Dental Public Health Activities: Descriptive Summaries
Medicaid Travel of Pediatric Dental Teams- Archived Summary
Residents in many communities in Alaska often rely on air or marine transportation to access healthcare, including dental services. In remote locations of Alaska, residents often receive itinerant dental visits with dentists flying, boating or snowmobiling into small communities to deliver dental care – or individuals travel to regional hub communities to access dental care. Like many states, access to dental services for children enrolled in Medicaid, especially new Medicaid clients, is a long-standing problem. To meet dental treatment needs, especially urgent treatment needs, it is not unusual to use air travel of the child and accompanying adult to a hub community or urban community for dental care. The Alaska Medicaid State Plan stipulates that provider travel expenses and per diem may be paid when State Public Health Nurses request this as a means to provide access to services. This was found to be necessary as a result of dental treatment needs found in delivery of EPSDT screening services in several regions within Alaska.
In FY2001, the Alaska Division of Public Health initiated a grant with the Southeast Alaska Regional Health Consortium (SEARHC), a non-profit Native health corporation, to assist with travel and per diem costs for pediatric dental teams traveling in southeast Alaska to deliver services as a result of limited Medicaid dental access in a number of communities within the region. The teams provide dental examinations and treatment for children, including non-Native children, enrolled in the Denali KidCare/Medicaid program (Medicaid and CHIP). During the first year of the grant (November 2000 - June 30, 2001), the project provided 1,649 dental visits to more than 900 children enrolled in Medicaid. Medicaid covered all travel related expenses for the project during the first fiscal year; however in SFY2002-SFY2003 the grant funds only covered about half of the total travel-related expenses with SEARHC covering the balance of these expenses. In SFY2002 605 children enrolled in Medicaid were seen (2,162 Medicaid patient visits in SFY2003). In SFY2004, the project was included in a Medicaid contract (EPSDT continuing care agreement). Currently, the transportation costs are part of the cost settlements as part of the change to a cost-based reimbursement methodology for the Tribal dental programs. The project has been a good collaboration between SEARHC and the department in expanding access to dental services for children enrolled in Medicaid.
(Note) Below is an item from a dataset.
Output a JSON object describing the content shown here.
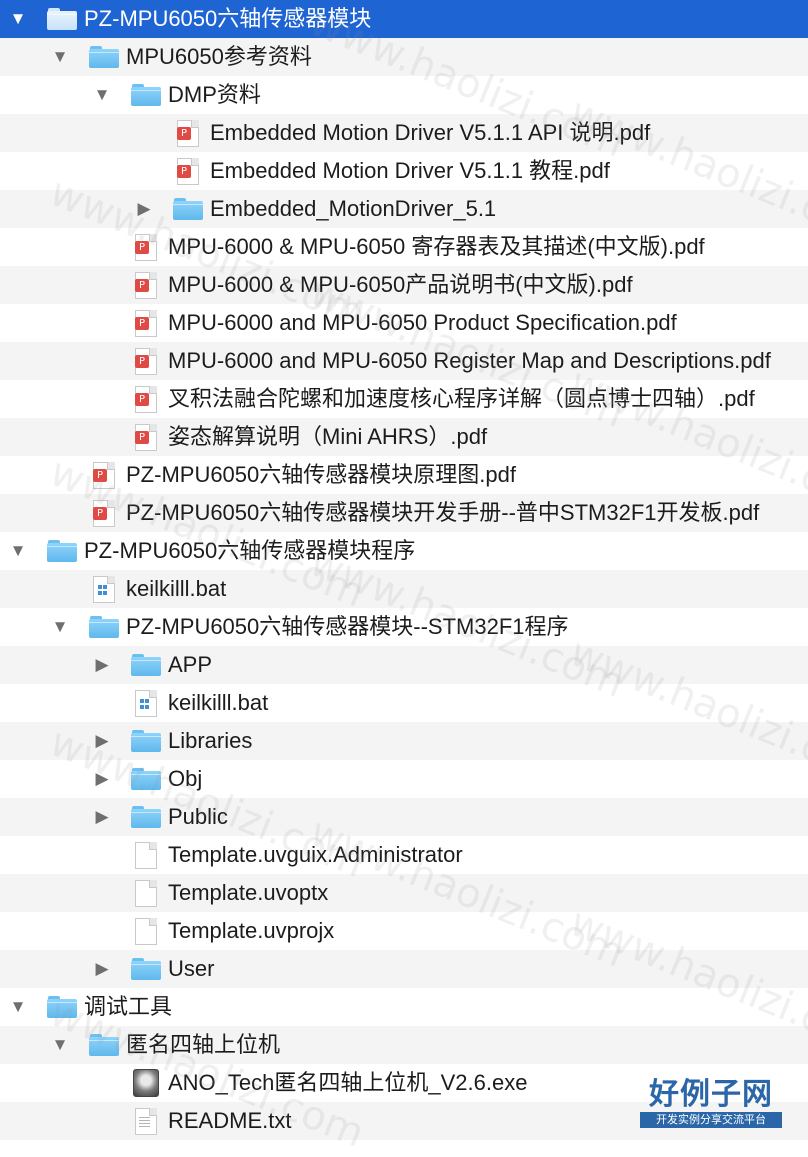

A second project was implemented with an Anchorage private pediatric dentist in April 2001 to provide Medicaid pediatric dental services in the Kenai Peninsula region of the state – another region with longstanding limitations on Medicaid dental access. This Medicaid contract has continued through SFY2012 and has reduced the need for transportation, often air transportation, for children and their parent/caregiver to Anchorage to obtain dental services. Between SFY2007-SFY2011 the pediatric Medicaid dental visits under this contract averaged 1,080 visits per year. Air fare from communities in this region to Anchorage would be in excess of $500/child (assuming transportation for the child and accompanying adult.)
Medicaid reimbursement of provider travel can assist with access to dental care (pediatric specialty dental care in this case) and offers potential to reduce Medicaid transportation costs. Local provision of services is more convenient for families and for school-aged children reduces time missed from school. The provisions for provider travel may be unique to the Alaska Medicaid State Plan given the reliance on air transportation in the state.